Disinilah letak posisi ‘konteks’ (atau bingkai konteks) sebuah karya seni. Contoh ekstrim sajak Sitor tentang ‘lebaran’ dalam kalimat “bulan di atas kuburan” bila dilepas dari konteks ‘lebaran’ akan berubah analoginya menjadi sekedar “bulan di atas kuburan” …, (inilah de-kontekstualisasi puisi atau karya seni (sastra)).
Jadi kontekstualisasi adalah bingkai dimana karya seni itu diproses kreatifkan sehingga lahirlah ia dalam “konteksnya” (misalnya: ruang = ‘kuburan’ dan waktu = purnama lebaran atau saat seniman menuliskan dan menghasilkan karya itu). Sementara, de-kontekstualisasi adalah upaya melepas bingkai dimana dan darimana serta saat mana karya seni itu dicipta! Inilah problem awal motto seni untuk seni, mungkinkah? Atau yang riil seni itu kontekstual?

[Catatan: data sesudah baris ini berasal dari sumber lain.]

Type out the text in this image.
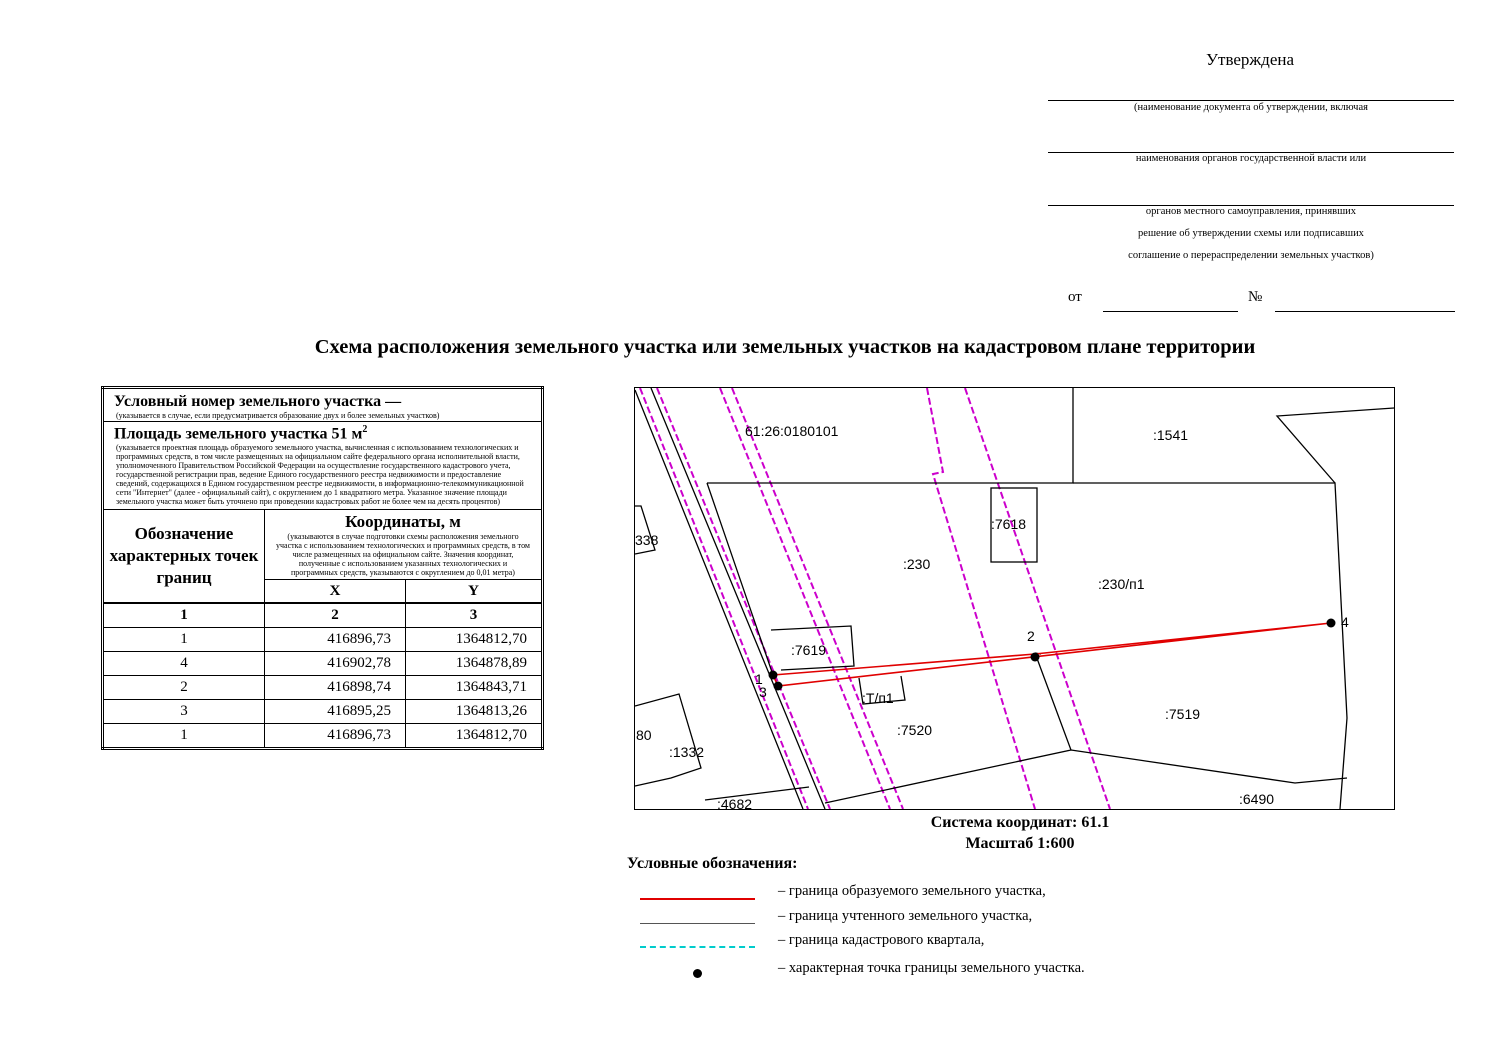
Утверждена
(наименование документа об утверждении, включая
наименования органов государственной власти или
органов местного самоуправления, принявших
решение об утверждении схемы или подписавших
соглашение о перераспределении земельных участков)
от	№
Схема расположения земельного участка или земельных участков на кадастровом плане территории
Условный номер земельного участка —
(указывается в случае, если предусматривается образование двух и более земельных участков)		

Площадь земельного участка 51 $м^2$
(указывается проектная площадь образуемого земельного участка, вычисленная с использованием технологических и программных средств, в том числе размещенных на официальном сайте федерального органа исполнительной власти, уполномоченного Правительством Российской Федерации на осуществление государственного кадастрового учета, государственной регистрации прав, ведение Единого государственного реестра недвижимости и предоставление сведений, содержащихся в Едином государственном реестре недвижимости, в информационно-телекоммуникационной сети "Интернет" (далее - официальный сайт), с округлением до 1 квадратного метра. Указанное значение площади земельного участка может быть уточнено при проведении кадастровых работ не более чем на десять процентов)		

Обозначение характерных точек границ	Координаты, м
(указываются в случае подготовки схемы расположения земельного участка с использованием технологических и программных средств, в том числе размещенных на официальном сайте. Значения координат, полученные с использованием указанных технологических и программных средств, указываются с округлением до 0,01 метра)	

	X	Y
1	2	3
1	416896,73	1364812,70
4	416902,78	1364878,89
2	416898,74	1364843,71
3	416895,25	1364813,26
1	416896,73	1364812,70
61:26:0180101	:1541
:7618
:230
:230/п1
338
:7619
1
3
2
4
:Т/п1
:7520
:7519
80
:1332
:4682	:6490
Система координат: 61.1
Масштаб 1:600
Условные обозначения:
– граница образуемого земельного участка,
– граница учтенного земельного участка,
– граница кадастрового квартала,
– характерная точка границы земельного участка.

Kontekstualisasi dan de-kontekstualisasi menunjukkan pokok penting, yaitu: karya seni tidak bisa dilepas dari konteksnya tanpa merubah essensinya (it’s nature). Bedanya adalah: apakah penciptaannya ‘diheningi’ atau di-kontemplasikan atau tidak! Penentunya: adakah kontemplasi estetis dalam penciptaan karya seni? (umumnya dipahami (masih debat) karya-karya seni tradisional tidak melalui kontemplasi estetis, maka sering disebut ‘traditional works’ dan belum merupakan ‘artworks’). Tetapi subyek pengapresiasi seni yang tidak kontemplatif menurut makna kontemplasi religius (the aesthetic subject is not contemplative in a religious way) seumumnya. Di Eropa, perspektif estetis bersamaan dengan ‘pertimbangan krisis (rasional) estetika’, yang berkaitan erat dengan soal: subjektivitas dan obyektivitas karya seni. Maka, perspektif estetis mensyaratkan dibuatnya ‘jarak’ untuk menimbang-nimbang karya seni. Di sini diandaikan diperlukan untuk mencipta ruang hening sendiri dengan mata tetap ‘kritis’ untuk apresiasi/penilaian estetika.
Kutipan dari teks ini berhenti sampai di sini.